The State of Missouri has even more explicit constitutional protections for student religious freedom. Missouri voters approved a constitutional amendment in 2012 that outlines in specific terms the free exercise rights of public school students. It states that schools must ensure that students have the “right to free exercise of religious expression without interference.” It also specifies students may express their beliefs about religion in written and oral assignments free from discrimination based on the religious content of their work.
Cushman says that the “Bring Your Bible” event provides students with a unique opportunity to be cultural and spiritual leaders. “In the Bible, it’s often young people who lead the way for the rest of their culture by providing an example of spiritual boldness and taking a courageous stand for their belief in God. We see this in the books of Daniel and Esther, which tell the stories of a young man and woman, who despite their youth, had the courage to share God’s truth and love with an unbelieving culture. Their action had a huge impact–even on nonbelievers–for generations to come.”

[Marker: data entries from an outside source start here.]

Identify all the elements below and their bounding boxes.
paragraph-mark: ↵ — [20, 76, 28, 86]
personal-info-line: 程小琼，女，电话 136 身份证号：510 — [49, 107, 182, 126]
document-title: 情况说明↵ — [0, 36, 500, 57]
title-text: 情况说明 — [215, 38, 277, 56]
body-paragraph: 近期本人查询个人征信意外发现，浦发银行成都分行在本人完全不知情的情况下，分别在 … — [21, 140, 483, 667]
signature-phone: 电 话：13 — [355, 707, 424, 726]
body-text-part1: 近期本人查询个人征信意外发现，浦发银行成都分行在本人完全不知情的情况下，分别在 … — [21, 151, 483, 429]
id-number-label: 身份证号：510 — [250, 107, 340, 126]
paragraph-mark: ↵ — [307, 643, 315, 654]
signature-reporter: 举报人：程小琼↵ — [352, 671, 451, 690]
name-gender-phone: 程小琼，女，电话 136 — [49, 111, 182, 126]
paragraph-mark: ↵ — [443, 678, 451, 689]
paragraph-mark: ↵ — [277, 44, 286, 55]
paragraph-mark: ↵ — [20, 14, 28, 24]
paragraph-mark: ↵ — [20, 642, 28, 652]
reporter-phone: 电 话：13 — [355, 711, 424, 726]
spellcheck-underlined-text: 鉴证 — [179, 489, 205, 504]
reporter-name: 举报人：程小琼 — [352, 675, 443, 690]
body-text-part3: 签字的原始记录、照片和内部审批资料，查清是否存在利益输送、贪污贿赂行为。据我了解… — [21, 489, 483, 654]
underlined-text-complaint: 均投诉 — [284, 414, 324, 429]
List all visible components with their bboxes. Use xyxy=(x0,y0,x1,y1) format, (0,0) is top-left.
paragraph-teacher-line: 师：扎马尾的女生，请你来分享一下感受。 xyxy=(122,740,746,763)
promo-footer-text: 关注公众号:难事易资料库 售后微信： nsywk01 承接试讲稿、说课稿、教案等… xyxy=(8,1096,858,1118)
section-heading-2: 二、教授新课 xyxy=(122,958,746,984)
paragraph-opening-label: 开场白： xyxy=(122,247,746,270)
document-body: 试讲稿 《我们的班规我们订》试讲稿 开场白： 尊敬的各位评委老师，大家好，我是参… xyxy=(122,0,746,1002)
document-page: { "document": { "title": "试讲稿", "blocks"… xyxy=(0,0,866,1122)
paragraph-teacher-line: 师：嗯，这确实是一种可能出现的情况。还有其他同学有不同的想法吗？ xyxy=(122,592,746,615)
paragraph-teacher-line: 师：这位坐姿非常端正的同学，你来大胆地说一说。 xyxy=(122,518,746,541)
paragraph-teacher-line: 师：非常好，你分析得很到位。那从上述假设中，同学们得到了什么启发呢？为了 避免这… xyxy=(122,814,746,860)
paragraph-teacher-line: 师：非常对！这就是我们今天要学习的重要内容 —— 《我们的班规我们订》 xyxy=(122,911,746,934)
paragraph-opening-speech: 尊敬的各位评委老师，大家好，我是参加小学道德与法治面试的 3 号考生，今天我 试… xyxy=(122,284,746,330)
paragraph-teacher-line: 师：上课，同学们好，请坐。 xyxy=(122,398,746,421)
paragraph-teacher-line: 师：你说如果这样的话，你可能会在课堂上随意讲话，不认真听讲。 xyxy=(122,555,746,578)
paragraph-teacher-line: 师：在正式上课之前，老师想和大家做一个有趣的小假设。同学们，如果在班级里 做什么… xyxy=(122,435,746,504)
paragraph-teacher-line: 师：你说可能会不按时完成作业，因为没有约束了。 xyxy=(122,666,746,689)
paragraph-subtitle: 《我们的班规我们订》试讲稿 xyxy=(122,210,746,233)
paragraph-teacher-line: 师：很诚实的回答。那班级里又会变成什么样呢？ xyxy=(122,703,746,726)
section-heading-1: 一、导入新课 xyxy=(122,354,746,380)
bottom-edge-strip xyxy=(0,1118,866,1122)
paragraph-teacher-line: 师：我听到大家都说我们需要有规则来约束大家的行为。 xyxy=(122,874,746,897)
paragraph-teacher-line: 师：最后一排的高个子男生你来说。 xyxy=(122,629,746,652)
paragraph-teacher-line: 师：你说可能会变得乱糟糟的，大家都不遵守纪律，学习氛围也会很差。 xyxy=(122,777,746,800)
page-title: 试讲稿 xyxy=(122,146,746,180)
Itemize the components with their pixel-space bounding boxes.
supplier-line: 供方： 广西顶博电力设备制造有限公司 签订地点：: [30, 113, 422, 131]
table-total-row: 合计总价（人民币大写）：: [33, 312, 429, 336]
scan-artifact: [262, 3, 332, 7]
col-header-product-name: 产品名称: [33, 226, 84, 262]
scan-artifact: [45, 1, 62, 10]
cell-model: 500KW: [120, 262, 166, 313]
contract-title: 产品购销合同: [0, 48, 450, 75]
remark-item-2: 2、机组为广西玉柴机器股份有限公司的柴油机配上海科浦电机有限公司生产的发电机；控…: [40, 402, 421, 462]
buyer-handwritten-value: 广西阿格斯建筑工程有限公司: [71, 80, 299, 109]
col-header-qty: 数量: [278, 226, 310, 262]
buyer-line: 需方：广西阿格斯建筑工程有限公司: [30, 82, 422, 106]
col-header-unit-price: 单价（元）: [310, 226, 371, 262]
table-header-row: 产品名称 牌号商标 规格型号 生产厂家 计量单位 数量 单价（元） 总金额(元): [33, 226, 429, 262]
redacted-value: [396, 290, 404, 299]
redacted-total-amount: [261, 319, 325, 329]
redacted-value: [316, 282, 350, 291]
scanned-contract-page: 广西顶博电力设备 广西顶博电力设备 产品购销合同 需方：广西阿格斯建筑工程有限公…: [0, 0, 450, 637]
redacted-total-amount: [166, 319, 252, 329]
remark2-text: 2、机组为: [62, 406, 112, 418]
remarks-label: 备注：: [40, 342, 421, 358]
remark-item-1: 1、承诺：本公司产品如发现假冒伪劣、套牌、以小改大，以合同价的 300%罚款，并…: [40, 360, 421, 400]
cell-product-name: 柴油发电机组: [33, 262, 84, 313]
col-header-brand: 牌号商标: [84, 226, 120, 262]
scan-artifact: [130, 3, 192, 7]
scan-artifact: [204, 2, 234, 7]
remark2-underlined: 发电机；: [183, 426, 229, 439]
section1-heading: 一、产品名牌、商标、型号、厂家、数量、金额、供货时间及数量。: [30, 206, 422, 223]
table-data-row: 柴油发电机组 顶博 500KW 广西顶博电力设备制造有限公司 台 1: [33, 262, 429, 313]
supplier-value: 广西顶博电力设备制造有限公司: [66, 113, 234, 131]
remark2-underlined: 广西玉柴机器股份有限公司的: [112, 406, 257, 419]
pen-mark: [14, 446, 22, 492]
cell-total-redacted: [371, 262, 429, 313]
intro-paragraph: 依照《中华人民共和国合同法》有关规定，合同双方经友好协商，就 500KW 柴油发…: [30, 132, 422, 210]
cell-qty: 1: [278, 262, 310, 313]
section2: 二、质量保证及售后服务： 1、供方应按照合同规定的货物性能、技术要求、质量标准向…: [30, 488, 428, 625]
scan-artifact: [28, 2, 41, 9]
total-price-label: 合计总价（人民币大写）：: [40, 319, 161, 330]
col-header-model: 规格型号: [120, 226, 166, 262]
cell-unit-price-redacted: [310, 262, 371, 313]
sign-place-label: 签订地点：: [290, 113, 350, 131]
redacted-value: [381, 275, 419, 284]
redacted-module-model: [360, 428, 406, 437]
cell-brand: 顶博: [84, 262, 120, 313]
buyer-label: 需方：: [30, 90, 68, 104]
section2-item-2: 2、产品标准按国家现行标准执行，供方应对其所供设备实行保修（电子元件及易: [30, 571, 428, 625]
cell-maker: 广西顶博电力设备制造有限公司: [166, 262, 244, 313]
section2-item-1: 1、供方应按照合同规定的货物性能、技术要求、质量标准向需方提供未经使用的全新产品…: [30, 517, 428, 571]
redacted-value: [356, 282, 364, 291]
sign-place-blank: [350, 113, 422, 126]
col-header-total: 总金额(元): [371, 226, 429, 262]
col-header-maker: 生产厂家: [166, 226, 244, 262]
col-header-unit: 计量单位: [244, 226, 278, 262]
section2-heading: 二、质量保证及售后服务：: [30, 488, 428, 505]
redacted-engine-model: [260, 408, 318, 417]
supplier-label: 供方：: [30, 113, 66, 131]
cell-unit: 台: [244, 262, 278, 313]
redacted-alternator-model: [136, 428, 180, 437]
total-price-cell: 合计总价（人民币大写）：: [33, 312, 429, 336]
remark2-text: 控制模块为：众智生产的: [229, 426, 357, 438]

Cushman says that today’s students should take their spiritual cue from the Scripture contained in 1 Timothy 4:12: “Don’t let anyone look down on you because you are young, but set an example for the believers in speech, in conduct, in love, in faith, and in purity.”
Focus on the Family has an excellent website with numerous resources for students, parents, and churches in connection with “Bring Your Bible to School Day.” There you will find posters, bulletin inserts, social media graphics, and promotional videos that can be shown during church service or to church youth groups.
You can access all these resources by using this link:
Bring Your Bible to School
“We hope this event will remind students that the Bible is something that should be celebrated, not banned–and has a powerful message of hope and love for humanity,” Cushman concludes. “We pray that students will be encouraged to have a redemptive impact in their schools.”